S.C. State University, still struggling with its debt, needs the state to forgive a $12 million loan, a move that could help the college remain open, school officials told a S.C. House budget panel Tuesday.
New trustees, who started work in May, have begun turning around the state’s only public black college. But administrators are up against a June deadline.
S.C. State’s accreditation has been on probation for the past 18 months because of its financial problems. In June, the Southern Association of Colleges and Schools Commission on Colleges will vote on whether to allow S.C. State to keep that key certification.
Students at unaccredited colleges cannot get federal financial aid. At S.C. State, where nine out of 10 students get aid, loss of that assistance would be a death knell for the school.
Because the state granted S.C. State a $12 million loan that did not include a repayment schedule, accreditors count that loan as short-term debt, raising questions about S.C. State’s ability to survive financially. Coming up with a loan-repayment plan could help ease accreditors’ concerns.
But, S.C. interim president Franklin Evans added, “If we could get it forgiven, that would be ideal.”
The House budget panel that oversees college funding did not make any decision Tuesday.
State Rep. Gilda Cobb-Hunter, an Orangeburg Democrat on the budget panel, said S.C. State is making progress but needs help. She said she would want strings attached to any loan-forgiveness deal. Cobb-Hunter did not offer specifics, though she asked S.C. State’s trustees to start looking to hire a permanent president.

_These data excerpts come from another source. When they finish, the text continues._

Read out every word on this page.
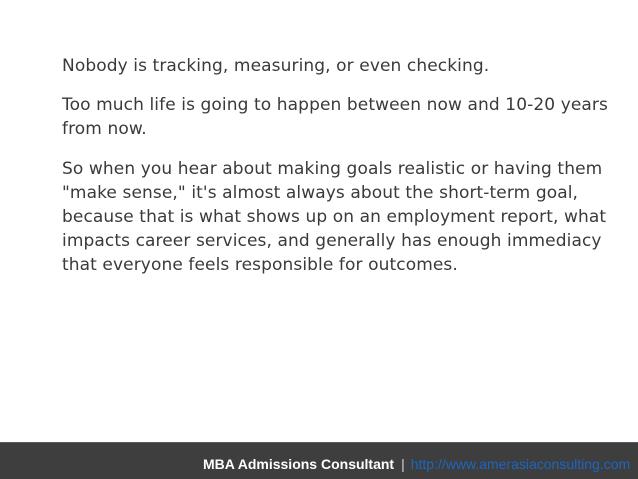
Nobody is tracking, measuring, or even checking.

Too much life is going to happen between now and 10-20 years from now.

So when you hear about making goals realistic or having them "make sense," it's almost always about the short-term goal, because that is what shows up on an employment report, what impacts career services, and generally has enough immediacy that everyone feels responsible for outcomes.

MBA Admissions Consultant | http://www.amerasiaconsulting.com
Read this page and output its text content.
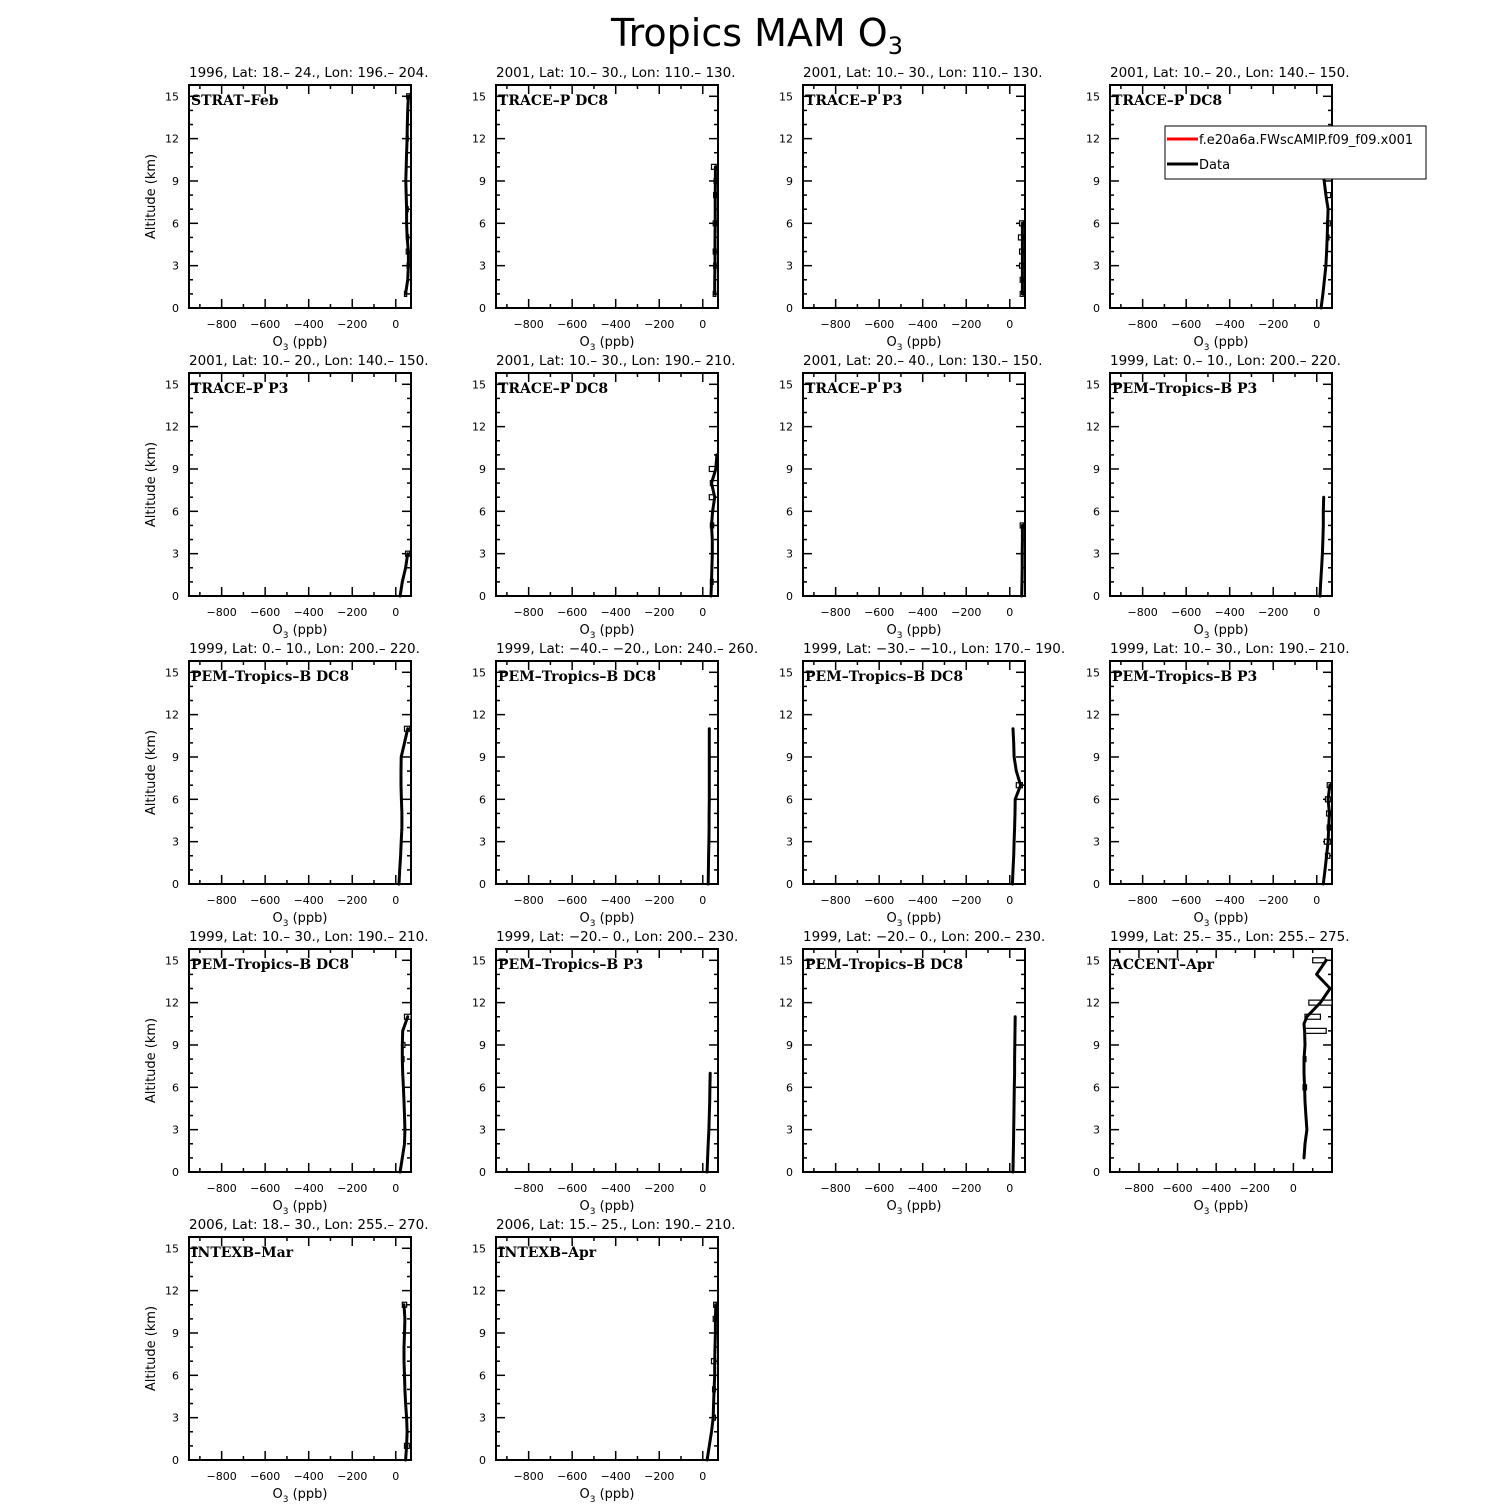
Tropics MAM $O_3$
1996, Lat: 18.– 24., Lon: 196.– 204.
STRAT–Feb
0
3
6
9
12
15
−800 −600 −400 −200 0
$O_3$ (ppb)
Altitude (km)
2001, Lat: 10.– 30., Lon: 110.– 130.
TRACE–P DC8
0
3
6
9
12
15
−800 −600 −400 −200 0
$O_3$ (ppb)
2001, Lat: 10.– 30., Lon: 110.– 130.
TRACE–P P3
0
3
6
9
12
15
−800 −600 −400 −200 0
$O_3$ (ppb)
2001, Lat: 10.– 20., Lon: 140.– 150.
TRACE–P DC8
0
3
6
9
12
15
−800 −600 −400 −200 0
$O_3$ (ppb)
2001, Lat: 10.– 20., Lon: 140.– 150.
TRACE–P P3
0
3
6
9
12
15
−800 −600 −400 −200 0
$O_3$ (ppb)
Altitude (km)
2001, Lat: 10.– 30., Lon: 190.– 210.
TRACE–P DC8
0
3
6
9
12
15
−800 −600 −400 −200 0
$O_3$ (ppb)
2001, Lat: 20.– 40., Lon: 130.– 150.
TRACE–P P3
0
3
6
9
12
15
−800 −600 −400 −200 0
$O_3$ (ppb)
1999, Lat: 0.– 10., Lon: 200.– 220.
PEM–Tropics–B P3
0
3
6
9
12
15
−800 −600 −400 −200 0
$O_3$ (ppb)
1999, Lat: 0.– 10., Lon: 200.– 220.
PEM–Tropics–B DC8
0
3
6
9
12
15
−800 −600 −400 −200 0
$O_3$ (ppb)
Altitude (km)
1999, Lat: −40.– −20., Lon: 240.– 260.
PEM–Tropics–B DC8
0
3
6
9
12
15
−800 −600 −400 −200 0
$O_3$ (ppb)
1999, Lat: −30.– −10., Lon: 170.– 190.
PEM–Tropics–B DC8
0
3
6
9
12
15
−800 −600 −400 −200 0
$O_3$ (ppb)
1999, Lat: 10.– 30., Lon: 190.– 210.
PEM–Tropics–B P3
0
3
6
9
12
15
−800 −600 −400 −200 0
$O_3$ (ppb)
1999, Lat: 10.– 30., Lon: 190.– 210.
PEM–Tropics–B DC8
0
3
6
9
12
15
−800 −600 −400 −200 0
$O_3$ (ppb)
Altitude (km)
1999, Lat: −20.– 0., Lon: 200.– 230.
PEM–Tropics–B P3
0
3
6
9
12
15
−800 −600 −400 −200 0
$O_3$ (ppb)
1999, Lat: −20.– 0., Lon: 200.– 230.
PEM–Tropics–B DC8
0
3
6
9
12
15
−800 −600 −400 −200 0
$O_3$ (ppb)
1999, Lat: 25.– 35., Lon: 255.– 275.
ACCENT–Apr
0
3
6
9
12
15
−800 −600 −400 −200 0
$O_3$ (ppb)
2006, Lat: 18.– 30., Lon: 255.– 270.
INTEXB–Mar
0
3
6
9
12
15
−800 −600 −400 −200 0
$O_3$ (ppb)
Altitude (km)
2006, Lat: 15.– 25., Lon: 190.– 210.
INTEXB–Apr
0
3
6
9
12
15
−800 −600 −400 −200 0
$O_3$ (ppb)
f.e20a6a.FWscAMIP.f09_f09.x001
Data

S.C. State asked the panel Tuesday for $30.6 million for special projects in the fiscal year that starts July 1, including $14.3 million for maintenance and construction work on dorms and heating systems as well as the $12 million to pay off state loans.
A separate legislative panel agreed in 2014 to loan S.C. State $12 million over three years to help keep open the 120-year-old college. The school fell into financial trouble after its previous leaders failed to cut its budget to match its falling enrollment.
S.C. State has received $16 million in loans and additional state funding since 2014 to help pay its bills. Today, S.C. State owes $6.5 million to vendors, down from $12 million, Evans told the panel.
S.C. State has made strides since last year, when the House budget panel for colleges recommended closing the school for two years to get its finances in order. That proposal did not pass, but it led more lawmakers to pay more attention to the school’s problems.
Legislators voted to replace the school’s trustees last spring.
The proposal to temporarily close the school “showed the deep concern we had in the severity of the situation,” said state Rep. Jim Merrill, R-Berkeley, who chairs the House’s higher education budget panel. “Sometimes, the only time things move is through crisis.”
S.C. State trustee vice chairman James Clark told the panel, “Thank you for the tough love you have been giving us.”
S.C. State’s new trustees approved a balanced budget this summer after cutting $19 million in spending, including declaring a financial emergency, a move that allowed the school to cut veteran staff and renegotiate contracts with vendors. The school cut about 14 percent of its courses, Clark said.
S.C. State enrolled about 2,800 students in the fall — 200 more than budgeted. Still, its student body is the smallest in recent years.
The school wants to build on its niche majors and is requesting $1.3 million next year to expand its engineering and environmental science programs.
“We are not here just to survive,” Clark said. “We are here to thrive.”